There are several factors that may impact the amount of trust an investor places in Robo-advisors. These measures are reflected in an investor’s likelihood of opting for the recommendation from the Robo-advisor rather than the human. “The Effect of Humanizing Robo‐Advisors on Investor Judgments” explores the phenomena of humanizing these programs and the impact it has with user interaction.
“Humanizing” was achieved by giving the Robo-advisor an actual name in two separate experiments. In the first experiment, Frank Hodge, Kim Mendoza, and Roshan Sinha predicted that investors would prefer the recommendation of an unnamed Robo-advisor. Conversely, they also predicted investors would prefer human advisors when they were named. They also explored investors’ judgments in terms of task complexity.

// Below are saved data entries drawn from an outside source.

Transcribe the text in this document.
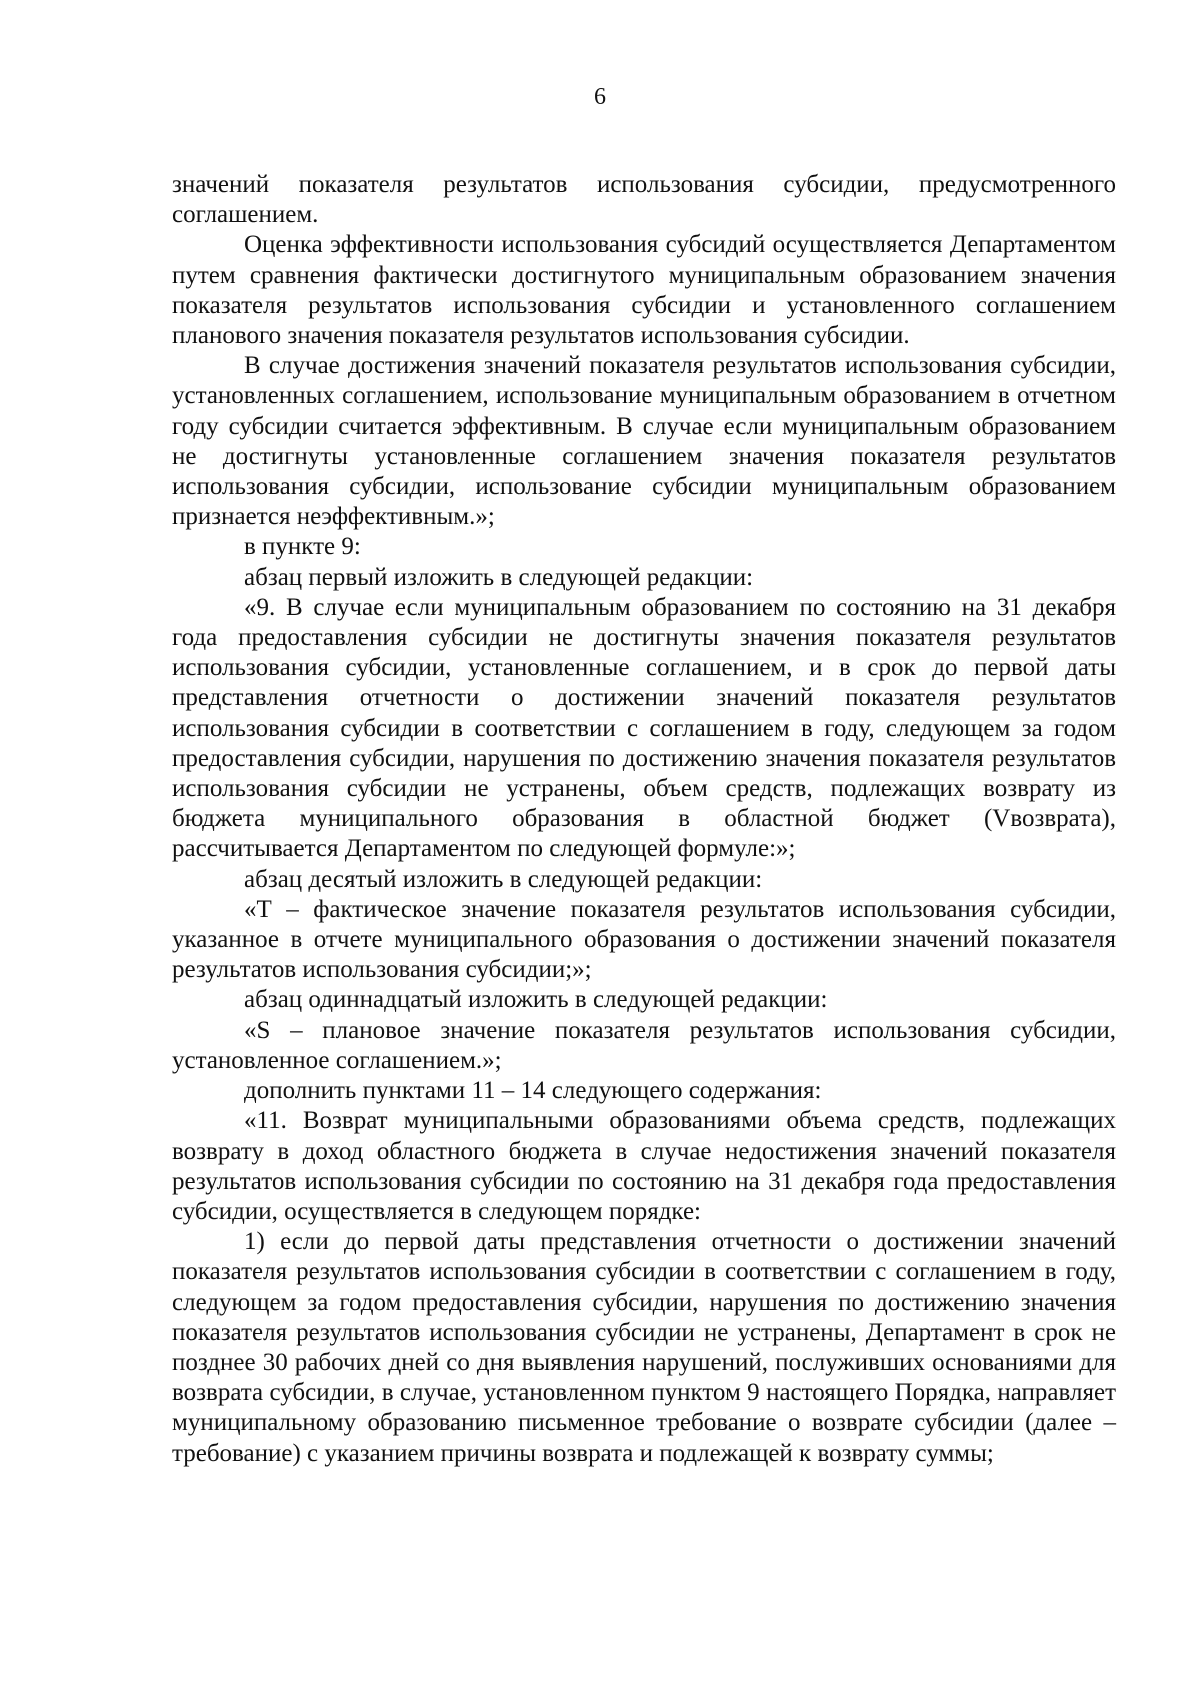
6

значений показателя результатов использования субсидии, предусмотренного соглашением.

Оценка эффективности использования субсидий осуществляется Департаментом путем сравнения фактически достигнутого муниципальным образованием значения показателя результатов использования субсидии и установленного соглашением планового значения показателя результатов использования субсидии.

В случае достижения значений показателя результатов использования субсидии, установленных соглашением, использование муниципальным образованием в отчетном году субсидии считается эффективным. В случае если муниципальным образованием не достигнуты установленные соглашением значения показателя результатов использования субсидии, использование субсидии муниципальным образованием признается неэффективным.»;

в пункте 9:

абзац первый изложить в следующей редакции:

«9. В случае если муниципальным образованием по состоянию на 31 декабря года предоставления субсидии не достигнуты значения показателя результатов использования субсидии, установленные соглашением, и в срок до первой даты представления отчетности о достижении значений показателя результатов использования субсидии в соответствии с соглашением в году, следующем за годом предоставления субсидии, нарушения по достижению значения показателя результатов использования субсидии не устранены, объем средств, подлежащих возврату из бюджета муниципального образования в областной бюджет (Vвозврата), рассчитывается Департаментом по следующей формуле:»;

абзац десятый изложить в следующей редакции:

«Т – фактическое значение показателя результатов использования субсидии, указанное в отчете муниципального образования о достижении значений показателя результатов использования субсидии;»;

абзац одиннадцатый изложить в следующей редакции:

«S – плановое значение показателя результатов использования субсидии, установленное соглашением.»;

дополнить пунктами 11 – 14 следующего содержания:

«11. Возврат муниципальными образованиями объема средств, подлежащих возврату в доход областного бюджета в случае недостижения значений показателя результатов использования субсидии по состоянию на 31 декабря года предоставления субсидии, осуществляется в следующем порядке:

1) если до первой даты представления отчетности о достижении значений показателя результатов использования субсидии в соответствии с соглашением в году, следующем за годом предоставления субсидии, нарушения по достижению значения показателя результатов использования субсидии не устранены, Департамент в срок не позднее 30 рабочих дней со дня выявления нарушений, послуживших основаниями для возврата субсидии, в случае, установленном пунктом 9 настоящего Порядка, направляет муниципальному образованию письменное требование о возврате субсидии (далее – требование) с указанием причины возврата и подлежащей к возврату суммы;
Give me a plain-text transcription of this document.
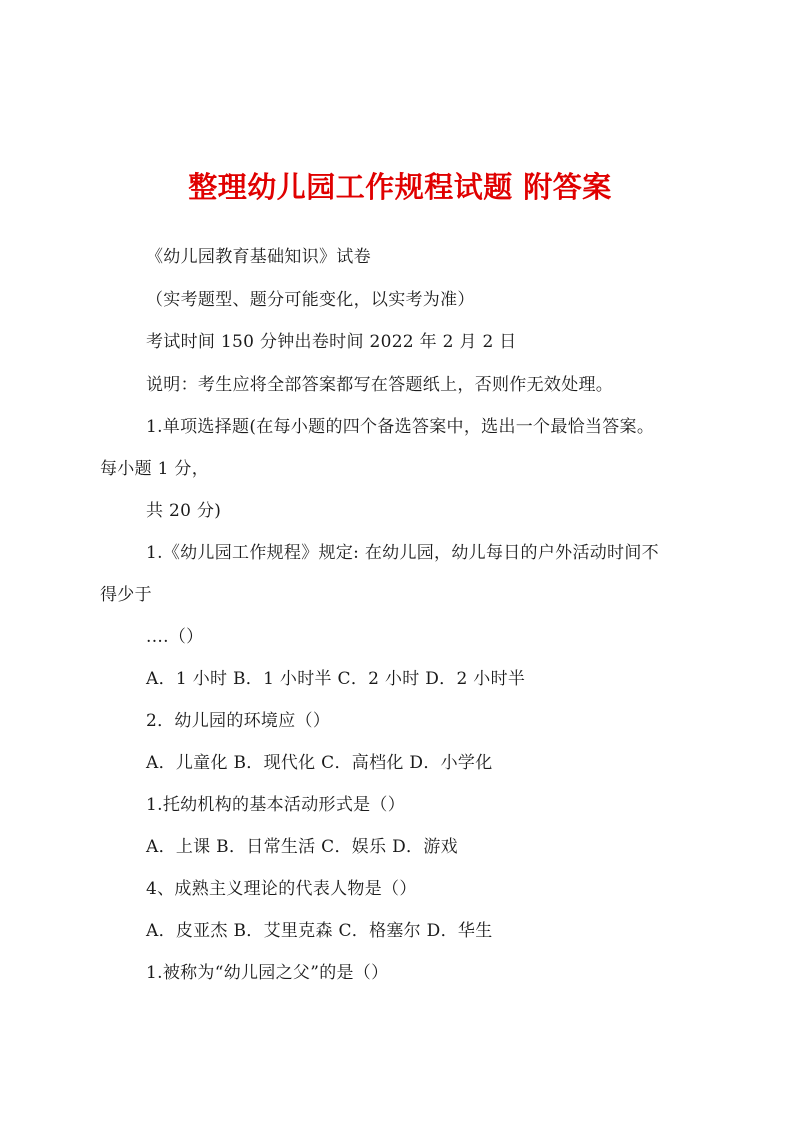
整理幼儿园工作规程试题 附答案
《幼儿园教育基础知识》试卷
（实考题型、题分可能变化，以实考为准）
考试时间 150 分钟出卷时间 2022 年 2 月 2 日
说明：考生应将全部答案都写在答题纸上，否则作无效处理。
1.单项选择题(在每小题的四个备选答案中，选出一个最恰当答案。
每小题 1 分，
共 20 分)
1.《幼儿园工作规程》规定: 在幼儿园，幼儿每日的户外活动时间不
得少于
....（）
A．1 小时 B．1 小时半 C．2 小时 D．2 小时半
2．幼儿园的环境应（）
A．儿童化 B．现代化 C．高档化 D．小学化
1.托幼机构的基本活动形式是（）
A．上课 B．日常生活 C．娱乐 D．游戏
4、成熟主义理论的代表人物是（）
A．皮亚杰 B．艾里克森 C．格塞尔 D．华生
1.被称为“幼儿园之父”的是（）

The data collected found their predictions in the first experiment to be correct. Further examining the perceived task complexity found a significant association between preference and the perceived intricacy.
When the advisor only needed to perform a simple task, investors judged named Robo-advisors more favorably. However, when tasks were considered complex, they were less likely to exhibit a preference for a named Robo-advisor. These results are consistent with previous findings and offer valuable insight in facilitating successful human-computer interactions.
Most importantly, this data highlights the potential downfall software developers may encounter when trying to develop friendly, more humanlike programs.